# Thread: Solve exactly for tangent?

1. ## Solve exactly for tangent?

Solve the equation exactly for 0 ≤ t ≤ 2pi. tan(2θ) - tanθ = 0.

I know tan 2θ = (2tanθ)/(1-tan^2) and tanθ = sinθ/cosθ

But that is where I get stumped. What would I need to do next? turn the 2(tan θ) on the left to 2(sinθ/cosθ)? Also the tanθ to sinθ/cosθ?

I hope you can help me with this problem and explain to me the process as well. Thank you so much.

2. Originally Posted by nox16
Solve the equation exactly for 0 ≤ t ≤ 2pi. tan(2θ) - tanθ = 0.

I know tan 2θ = (2tanθ)/(1-tan^2) and tanθ = sinθ/cosθ

But that is where I get stumped. What would I need to do next? turn the 2(tan θ) on the left to 2(sinθ/cosθ)? Also the tanθ to sinθ/cosθ?

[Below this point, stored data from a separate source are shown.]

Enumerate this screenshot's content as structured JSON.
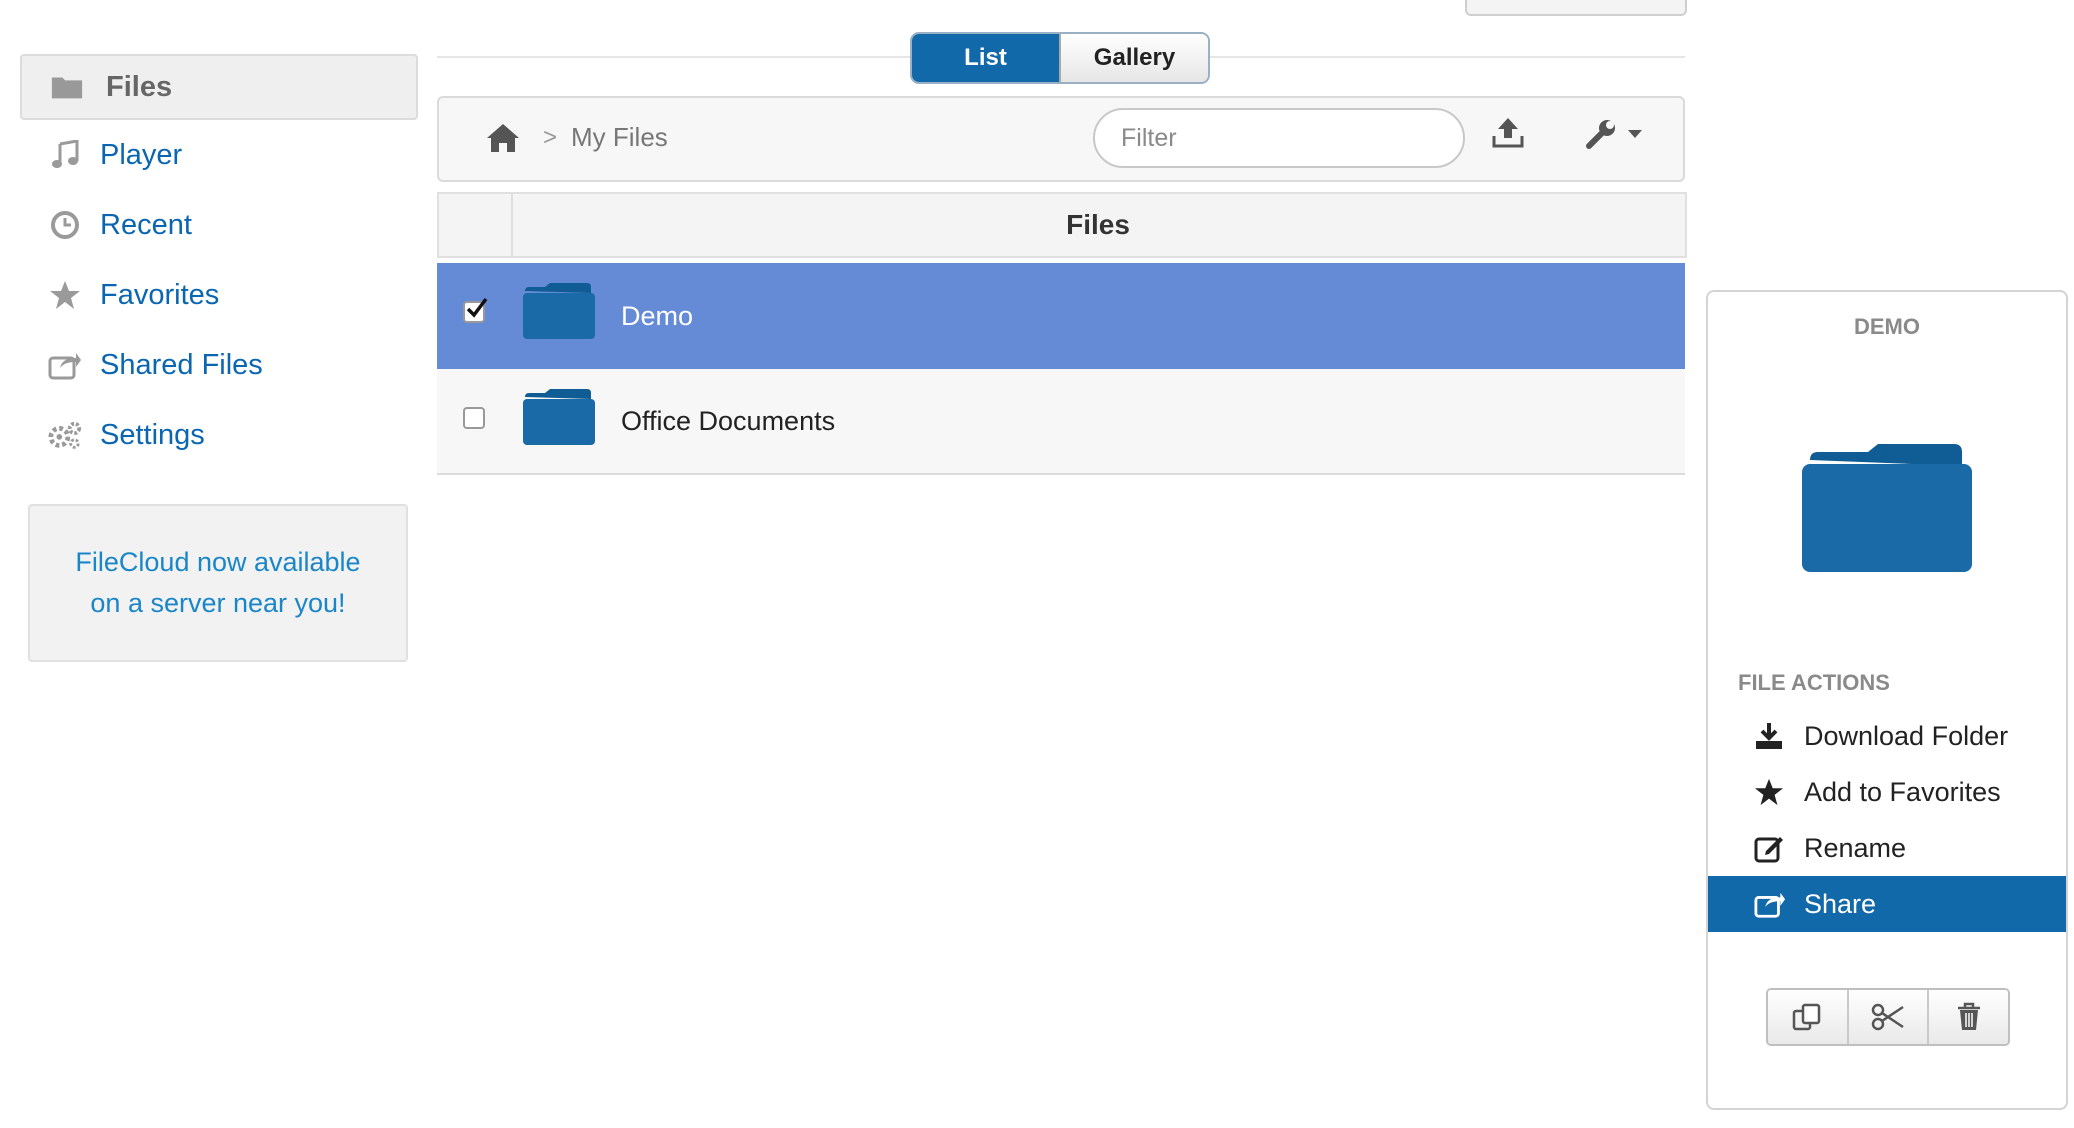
{
  "view_toggle": {
    "list": "List",
    "gallery": "Gallery",
    "active": "List"
  },
  "sidebar": {
    "items": [
      {
        "label": "Files",
        "icon": "folder-icon",
        "active": true
      },
      {
        "label": "Player",
        "icon": "music-icon"
      },
      {
        "label": "Recent",
        "icon": "clock-icon"
      },
      {
        "label": "Favorites",
        "icon": "star-icon"
      },
      {
        "label": "Shared Files",
        "icon": "share-icon"
      },
      {
        "label": "Settings",
        "icon": "gears-icon"
      }
    ],
    "promo": {
      "line1": "FileCloud now available",
      "line2": "on a server near you!"
    }
  },
  "toolbar": {
    "breadcrumb": {
      "separator": ">",
      "current": "My Files"
    },
    "filter_placeholder": "Filter"
  },
  "table": {
    "header": "Files",
    "rows": [
      {
        "name": "Demo",
        "checked": true,
        "selected": true
      },
      {
        "name": "Office Documents",
        "checked": false,
        "selected": false
      }
    ]
  },
  "details_panel": {
    "title": "DEMO",
    "actions_heading": "FILE ACTIONS",
    "actions": [
      {
        "label": "Download Folder",
        "icon": "download-icon"
      },
      {
        "label": "Add to Favorites",
        "icon": "star-icon"
      },
      {
        "label": "Rename",
        "icon": "edit-icon"
      },
      {
        "label": "Share",
        "icon": "share-icon",
        "highlighted": true
      }
    ],
    "buttons": [
      "copy-icon",
      "scissors-icon",
      "trash-icon"
    ]
  },
  "colors": {
    "accent": "#1169a9",
    "selected_row": "#658bd6",
    "link": "#0b66b2",
    "folder": "#1a6aa8"
  }
}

I hope you can help me with this problem and explain to me the process as well. Thank you so much.
You don't need to change the tan into sines and cosines.

$\tan (2\theta) - \tan \theta = \frac{2\tan\theta}{1-tan^2 \theta} - \tan \theta = 0$

Factorising $\tan \theta$
$\tan \theta \left( \frac{2}{1-tan^2\theta} - 1 \right) = 0$

Now $\tan \theta = 0$ or $\left( \frac{2}{1-tan^2\theta} - 1 \right) = 0$

However
$\left( \frac{2}{1-tan^2\theta} - 1 \right) = 0$ simplifies to $tan^2\theta = -1$. But a square of a real number cannot be negative, so only $\tan \theta = 0$

$\tan \theta = 0$ occurs three times in the interval specified by this question. Can you find them?

3. Yes I can thank you so much for helping me on this. I was going crazy trying to convert that thing into sin or cos so I could solve it. I never thought about leaving it just in tangent form and then solving it from there. Excellent work on showing your work, it was really helpful.